Interested in historical fiction? Then there’s really no way to avoid Bernard Cornwell; nor should you. He writes fast-paced, entertaining stories with vividly drawn characters, all within the context of a reasonably accurate historical frame. And he’s prolific. To date he’s written some 50 books; there are several series, as well as a number of standalone novels.
The Saxon stories take place in England during the reign of King Alfred the Great, the Danish invasions and the Danelaw, and the years after Alfred’s death. The protagonist, who tells his story in the first person when he’s an old man, is Uthred of Bebbanburg (today’s Bamburgh in Northumbria), a Saxon who is captured and raised by the Danes after his father is killed in battle when he’s but a boy. Because of this capture, he loses his birthright as lord of Bebbanburg, and because of his upbringing he’s Danish in attitude and religion–and he’s a warrior. But, he’s still also part Saxon and it’s the ebb and flow of his divided loyalties that underpin this story of battles, politics, love, and more battles. Uthred is a great warrior, but also a great trumpeter of his own glory and fame, a great boaster, and well aware that three spinners who sit at the base of the tree Yggdrasil are laughing at him–and this makes him a great storyteller. He’s also a good and kind man, though he’s often loath to admit it.
To date, there are six volumes of The Saxon Stories:
- The Last Kingdom (2004)
- The Pale Horseman (2005)
- The Lords of the North (2006)
- Sword Song (2007)
- The Burning Land (2009)
I’ve read them all twice; and will probably read them again when the next volume comes out.
Agincourt is both the story of the great battle between the forces of Henry V of England and the much larger armies of Charles VI of France–a battle won by the English partly on the strength of the English archers–and the story of one of those archers, one Nicholas Hook. Hook has become outlawed for striking a priest (who certainly deserved it, whatever you think about priests), and later comes to be in the service of one Sir John Cornwaille (and no, that’s no accident). Sir John himself nearly steals the show from the rather ordinary Hook (and it’s part of the point that Hook and those like him were rather ordinary).
Sir John dropped from his saddle, took Hook’s ale, and drained it. “Remind me why you were outlawed, Hook?”
“Because I hit a priest, Sir John,” Hook admitted.

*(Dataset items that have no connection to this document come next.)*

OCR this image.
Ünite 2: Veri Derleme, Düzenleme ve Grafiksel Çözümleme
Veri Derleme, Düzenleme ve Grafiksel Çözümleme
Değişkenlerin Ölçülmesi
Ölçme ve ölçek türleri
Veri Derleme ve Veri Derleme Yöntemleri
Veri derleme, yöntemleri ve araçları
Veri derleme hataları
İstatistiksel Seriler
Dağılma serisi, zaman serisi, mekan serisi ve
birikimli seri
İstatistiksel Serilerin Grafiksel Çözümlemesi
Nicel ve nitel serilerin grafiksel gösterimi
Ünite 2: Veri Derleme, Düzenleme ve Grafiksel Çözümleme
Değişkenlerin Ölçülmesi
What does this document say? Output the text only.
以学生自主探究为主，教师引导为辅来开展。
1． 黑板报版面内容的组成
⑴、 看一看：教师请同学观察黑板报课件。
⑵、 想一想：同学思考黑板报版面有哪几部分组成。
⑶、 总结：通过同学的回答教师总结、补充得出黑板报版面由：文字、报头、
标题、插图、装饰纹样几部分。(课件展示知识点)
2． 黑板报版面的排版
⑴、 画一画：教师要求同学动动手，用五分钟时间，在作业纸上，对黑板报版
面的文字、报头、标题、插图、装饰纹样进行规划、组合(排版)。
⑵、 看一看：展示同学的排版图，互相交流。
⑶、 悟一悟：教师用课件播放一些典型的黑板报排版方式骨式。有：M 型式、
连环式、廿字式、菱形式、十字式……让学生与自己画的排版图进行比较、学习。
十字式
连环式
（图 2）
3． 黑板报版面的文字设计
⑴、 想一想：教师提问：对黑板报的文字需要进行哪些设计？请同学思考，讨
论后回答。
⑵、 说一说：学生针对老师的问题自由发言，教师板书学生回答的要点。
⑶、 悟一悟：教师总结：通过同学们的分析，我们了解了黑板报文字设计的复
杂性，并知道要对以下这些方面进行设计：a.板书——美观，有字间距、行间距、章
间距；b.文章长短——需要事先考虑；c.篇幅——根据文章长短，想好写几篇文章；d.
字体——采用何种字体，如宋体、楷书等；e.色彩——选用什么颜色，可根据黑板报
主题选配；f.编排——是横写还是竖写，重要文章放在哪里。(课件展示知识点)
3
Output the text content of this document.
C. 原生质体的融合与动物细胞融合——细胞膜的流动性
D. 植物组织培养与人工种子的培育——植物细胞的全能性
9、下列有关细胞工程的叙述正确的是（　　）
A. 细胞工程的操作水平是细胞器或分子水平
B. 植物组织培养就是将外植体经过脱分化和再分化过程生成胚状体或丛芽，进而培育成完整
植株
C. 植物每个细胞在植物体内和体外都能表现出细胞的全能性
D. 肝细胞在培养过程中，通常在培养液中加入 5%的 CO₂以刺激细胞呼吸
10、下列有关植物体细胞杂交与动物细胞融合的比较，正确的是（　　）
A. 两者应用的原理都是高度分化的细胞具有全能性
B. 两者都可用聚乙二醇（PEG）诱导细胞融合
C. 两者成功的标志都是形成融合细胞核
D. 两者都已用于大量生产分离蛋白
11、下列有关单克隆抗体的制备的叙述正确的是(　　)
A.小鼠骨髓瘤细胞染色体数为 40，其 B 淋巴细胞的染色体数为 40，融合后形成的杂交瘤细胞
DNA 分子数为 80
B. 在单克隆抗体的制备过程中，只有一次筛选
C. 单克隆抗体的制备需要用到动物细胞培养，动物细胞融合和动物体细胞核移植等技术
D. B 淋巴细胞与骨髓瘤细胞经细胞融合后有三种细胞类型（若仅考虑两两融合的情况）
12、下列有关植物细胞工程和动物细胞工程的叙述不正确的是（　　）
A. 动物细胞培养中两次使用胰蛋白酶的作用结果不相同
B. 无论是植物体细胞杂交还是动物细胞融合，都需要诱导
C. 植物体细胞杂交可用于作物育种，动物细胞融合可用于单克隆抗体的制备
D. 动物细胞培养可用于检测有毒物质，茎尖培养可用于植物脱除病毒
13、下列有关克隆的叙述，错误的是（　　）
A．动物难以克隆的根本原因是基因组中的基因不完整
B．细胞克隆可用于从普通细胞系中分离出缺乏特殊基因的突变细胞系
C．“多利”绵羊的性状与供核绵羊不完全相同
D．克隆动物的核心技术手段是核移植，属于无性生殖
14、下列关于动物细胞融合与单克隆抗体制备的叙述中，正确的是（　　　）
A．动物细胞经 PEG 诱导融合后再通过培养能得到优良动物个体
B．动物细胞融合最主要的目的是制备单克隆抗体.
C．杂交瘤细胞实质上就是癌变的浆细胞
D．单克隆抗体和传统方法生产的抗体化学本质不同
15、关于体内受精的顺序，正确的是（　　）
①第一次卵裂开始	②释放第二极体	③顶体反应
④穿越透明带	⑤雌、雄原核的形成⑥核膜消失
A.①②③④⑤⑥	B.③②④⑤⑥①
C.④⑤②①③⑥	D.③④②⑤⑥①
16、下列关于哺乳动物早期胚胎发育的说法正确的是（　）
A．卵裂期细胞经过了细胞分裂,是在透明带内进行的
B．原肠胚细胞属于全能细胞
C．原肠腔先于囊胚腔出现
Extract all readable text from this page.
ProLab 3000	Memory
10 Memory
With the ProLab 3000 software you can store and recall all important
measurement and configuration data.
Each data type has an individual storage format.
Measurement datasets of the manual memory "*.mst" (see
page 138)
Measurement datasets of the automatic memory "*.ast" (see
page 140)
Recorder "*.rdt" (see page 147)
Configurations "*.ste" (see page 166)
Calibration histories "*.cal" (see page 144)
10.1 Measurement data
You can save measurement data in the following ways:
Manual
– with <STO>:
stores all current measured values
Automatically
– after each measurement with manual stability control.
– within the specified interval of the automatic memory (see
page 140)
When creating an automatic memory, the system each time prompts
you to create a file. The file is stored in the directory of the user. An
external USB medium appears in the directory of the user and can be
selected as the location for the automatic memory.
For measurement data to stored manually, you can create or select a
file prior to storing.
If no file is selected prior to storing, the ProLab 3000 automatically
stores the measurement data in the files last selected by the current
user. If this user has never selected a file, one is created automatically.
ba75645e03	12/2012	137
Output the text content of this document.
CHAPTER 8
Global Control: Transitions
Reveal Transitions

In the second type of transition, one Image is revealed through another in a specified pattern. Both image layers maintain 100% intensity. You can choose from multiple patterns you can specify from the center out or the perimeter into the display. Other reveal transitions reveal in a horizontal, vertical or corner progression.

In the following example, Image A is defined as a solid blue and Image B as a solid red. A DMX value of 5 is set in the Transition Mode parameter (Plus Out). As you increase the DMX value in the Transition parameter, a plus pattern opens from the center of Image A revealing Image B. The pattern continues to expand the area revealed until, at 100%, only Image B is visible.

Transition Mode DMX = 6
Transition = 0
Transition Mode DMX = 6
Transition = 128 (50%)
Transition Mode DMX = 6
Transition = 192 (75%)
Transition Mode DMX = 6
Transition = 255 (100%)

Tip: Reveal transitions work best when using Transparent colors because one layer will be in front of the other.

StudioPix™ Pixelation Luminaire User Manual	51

“That priest?” Sir John asked, jerking his thumb toward the retreating horseman.
“Yes, Sir John.”
Sir John shook his head. “You did wrong, Hook, you did very wrong. You shouldn’t have hit him.”
“No, Sir John,” Hook said humbly.
“You should have slit the goddam bastard’s putrid bowels open and ripped his heart out through his stinking arse,” Sir John said, looking at Father Christopher as if hoping his words might offend the priest, but Father Christopher merely smiled.
“Is the bastard mad?” Sir John demanded.
“Famously,” Father Christopher said, “but so were half the saints and most of the prophets. I can’t think you’d want to go hawking with Jeremiah, Sir John?”
As if scenes like this alone don’t make Agincourt worth reading, Cornwell’s real sympathy with the ordinary, yeoman archers does. His grasp of the technicalities of archery are excellent, well-described, and make me want take up the yew longbow myself. Or perhaps I’ll just read it yet again.
And, if you read this book and then happen to see the new film version of Robin Hood (directed by Ridley Scott) this spring, you might be struck by more than a passing resemblance, even though it’s a different story.
Lest you think that Cornwall is only interested in the medieval world, there are the Sharpe novels–all 23 of them. Richard Sharpe is an officer of humble origins in the British Army before, during, and after the Napoleonic Wars; he does service in Europe, India, and elsewhere and is the very example of someone who makes his way based on skill and cunning instead of the money and patronage that was the basis of officership during that period. The Sharpe novels present such a large and sprawling story, that it’s hard to take them all in (and indeed, I have not yet done so, but I will someday).
And, if the prospect of reading 23 novels is somewhat daunting, there’s also the series of excellent TV adaptations starring Sean Bean as Sharpe.
This has been but a taste of Cornwell’s historical fiction. However, if Saxons, English archers, or British infantrymen aren’t to your taste, you could also check out The Starbuck Chronicles (US Civil War), the Thrillers (contemporary sailing), the Arthur Books (King Arthur in 6th century Britain), the Grail Quest (another archer in 14th century Britain), and several other standalone novels, including Stonehenge.